Howdy there, and welcome to part 2 of my comparison between our purty town and the good ol’ United States. In this final half, I’ll give you the lowdown on why us Dronfieldians are nowt like them Americans.
“I don’t know whether the weather will improve”
It’s no secret. We’ve got some of the most insane weather conditions in the world, despite the fact that we are well out of the range of hurricanes, dust bowls, wildfires, monsoons, tsunamis, etc. But by gum, when it starts raining round these parts it’s an absolute travesty, sir. My family hail from North Carolina, and during several of my stays I’ve been exposed to rainstorms the like of which would reduce lesser towns than Dronfield to a sopping wet pile of rubble. Does it bother the locals? For about ten minutes, and then they get back on with their lives. If we had the same, we’d all be standing around exchanging Yorkshire-type grunts of disbelief for weeks.
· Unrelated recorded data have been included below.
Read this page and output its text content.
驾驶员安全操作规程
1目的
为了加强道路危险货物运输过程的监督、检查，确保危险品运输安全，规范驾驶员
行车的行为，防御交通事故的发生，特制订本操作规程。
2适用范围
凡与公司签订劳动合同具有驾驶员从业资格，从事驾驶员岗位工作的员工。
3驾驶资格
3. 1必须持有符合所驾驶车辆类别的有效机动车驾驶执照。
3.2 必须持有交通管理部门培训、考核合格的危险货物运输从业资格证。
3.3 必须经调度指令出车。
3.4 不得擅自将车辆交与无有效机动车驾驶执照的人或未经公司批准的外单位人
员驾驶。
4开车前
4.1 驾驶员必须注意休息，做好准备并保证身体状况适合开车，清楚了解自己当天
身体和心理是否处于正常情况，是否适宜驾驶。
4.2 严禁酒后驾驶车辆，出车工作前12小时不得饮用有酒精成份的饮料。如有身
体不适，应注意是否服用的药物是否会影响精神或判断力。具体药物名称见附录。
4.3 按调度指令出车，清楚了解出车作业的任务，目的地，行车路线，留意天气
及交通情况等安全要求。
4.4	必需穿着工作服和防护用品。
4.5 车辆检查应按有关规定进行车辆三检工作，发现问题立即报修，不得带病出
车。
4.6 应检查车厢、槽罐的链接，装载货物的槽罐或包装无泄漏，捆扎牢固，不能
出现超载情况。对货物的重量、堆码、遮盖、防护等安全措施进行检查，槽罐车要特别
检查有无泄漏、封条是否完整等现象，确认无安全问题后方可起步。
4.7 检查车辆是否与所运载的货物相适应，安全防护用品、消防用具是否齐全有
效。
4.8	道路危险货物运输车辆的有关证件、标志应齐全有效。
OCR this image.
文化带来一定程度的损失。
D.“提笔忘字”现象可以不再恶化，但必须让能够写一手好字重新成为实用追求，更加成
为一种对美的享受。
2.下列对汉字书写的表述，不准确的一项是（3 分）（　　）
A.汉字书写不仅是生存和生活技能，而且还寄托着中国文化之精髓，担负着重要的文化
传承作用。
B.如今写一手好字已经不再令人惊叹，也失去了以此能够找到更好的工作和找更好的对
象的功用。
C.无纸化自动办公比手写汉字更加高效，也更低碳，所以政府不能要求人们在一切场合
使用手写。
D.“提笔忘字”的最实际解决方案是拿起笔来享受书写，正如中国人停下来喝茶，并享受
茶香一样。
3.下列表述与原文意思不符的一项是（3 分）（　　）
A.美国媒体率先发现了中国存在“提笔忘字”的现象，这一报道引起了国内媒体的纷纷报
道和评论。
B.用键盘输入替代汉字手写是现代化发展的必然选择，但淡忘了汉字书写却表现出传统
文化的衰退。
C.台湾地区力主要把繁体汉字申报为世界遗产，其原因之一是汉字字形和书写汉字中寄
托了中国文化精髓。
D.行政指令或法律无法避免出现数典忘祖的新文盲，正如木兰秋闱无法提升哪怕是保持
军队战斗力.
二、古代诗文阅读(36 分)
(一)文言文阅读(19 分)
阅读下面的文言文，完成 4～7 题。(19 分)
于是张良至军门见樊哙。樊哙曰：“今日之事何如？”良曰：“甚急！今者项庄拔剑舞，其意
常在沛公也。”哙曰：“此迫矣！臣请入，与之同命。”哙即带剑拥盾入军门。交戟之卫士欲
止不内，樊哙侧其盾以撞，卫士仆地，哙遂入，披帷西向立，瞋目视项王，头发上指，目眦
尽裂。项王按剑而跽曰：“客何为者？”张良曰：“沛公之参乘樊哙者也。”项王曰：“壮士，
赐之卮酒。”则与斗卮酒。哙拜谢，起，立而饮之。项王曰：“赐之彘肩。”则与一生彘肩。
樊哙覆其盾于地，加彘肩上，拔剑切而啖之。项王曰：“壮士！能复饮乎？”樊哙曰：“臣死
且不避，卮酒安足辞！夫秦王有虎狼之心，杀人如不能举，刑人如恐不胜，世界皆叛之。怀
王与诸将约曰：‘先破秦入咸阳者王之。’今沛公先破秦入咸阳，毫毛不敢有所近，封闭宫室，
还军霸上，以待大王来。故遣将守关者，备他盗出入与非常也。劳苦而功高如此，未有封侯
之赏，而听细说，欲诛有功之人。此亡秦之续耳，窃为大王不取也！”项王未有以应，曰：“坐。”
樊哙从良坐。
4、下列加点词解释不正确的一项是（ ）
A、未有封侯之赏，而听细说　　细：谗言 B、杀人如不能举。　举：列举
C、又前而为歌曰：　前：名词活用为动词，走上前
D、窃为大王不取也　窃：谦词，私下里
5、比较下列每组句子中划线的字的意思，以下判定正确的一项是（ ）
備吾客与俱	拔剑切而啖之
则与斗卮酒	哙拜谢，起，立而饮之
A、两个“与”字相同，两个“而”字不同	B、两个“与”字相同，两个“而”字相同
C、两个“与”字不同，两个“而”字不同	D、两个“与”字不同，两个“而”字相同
“A relentlessly chipper population, prone to light eccentricity, binge drinking and casual violence”
Another thing that sets us apart from our American cousins is the good old English disposition. An attitude shared by a nation, one that says quite simply to the rest of the world, “come hither, good sir, and have a go, should you have a mental conception that you are hard enough”, followed sometime after by 40 pints down the local. There is also our vastly superior sense of humour, one that I have tried to explain to my close friends, usually after about 7.5 pints. In short, nobody really gets us, as a nation, yeah.
“I say let the world go to hell, but I should always have my tea.”
The Americans concept of tea is nothing like ours. I once was asked by a friend of mine, “What do you do for fun?” To which I of course replied, “Well, I go to my mate’s gaff, we stick the kettle on, have a few cups of tea and have a banter.” My friend’s response to this was to spend the next 12 minutes laughing in hysterics at me. But nay, she wasn’t just laughing at me. She was laughing at our love of that most beloved British symbol, a brew. Not to mention the look of disgust you get in an American restaurant if you ask for tea with milk, as if you had just loudly asked a pallbearer for a triple Bloody Mary at the start of a Funeral.
“Everything is bigger in Texas”
Not just in Texas. From East coast to West, everything is bigger. This is primarily because England has roughly the same square km as Louisiana, which is about the median sized state. To them, we are but a strange, eccentric island built mostly from castles and discarded tea bags. I won’t speculate to the reason why, but everything is bigger over there. Land, food, cars, sports, arts, populations, religion, name me anything and I guarantee you there’s a bigger, better version of it over there. Us Brits manage with what we’ve got. Instead of making something as big as English-ly possible, we think, “Nah, on second thoughts, we’ll make do.” And that is one of the key differences between us.
“It’s just a 30 hour car ride”
Distance. Distance is key. I frequently am told, and have been part of journeys where the driver, when asked about the distance of the pending journey, says something to the effect of “It’s just a short trip” or “It’s just down the road”. A few days later, I’d emerge from the back seat, deprived of tea, sleep and sanity. Saying something to that effect over here would suggest what it says on the tin. A few hours driving from Dronfield and you’re on the coast. You’ve literally run out of England. Somehow the equivalent driving in the states isn’t enough, until you’ve crossed several states. We love a good journey, but if it’s longer than a few hours and you’re still in the UK, it either doesn’t warrant the trip or it’s just barely acceptable.
So concludes my comparison of Dronfield and the United States. It’s been an exciting adventure, but for now we must part ways.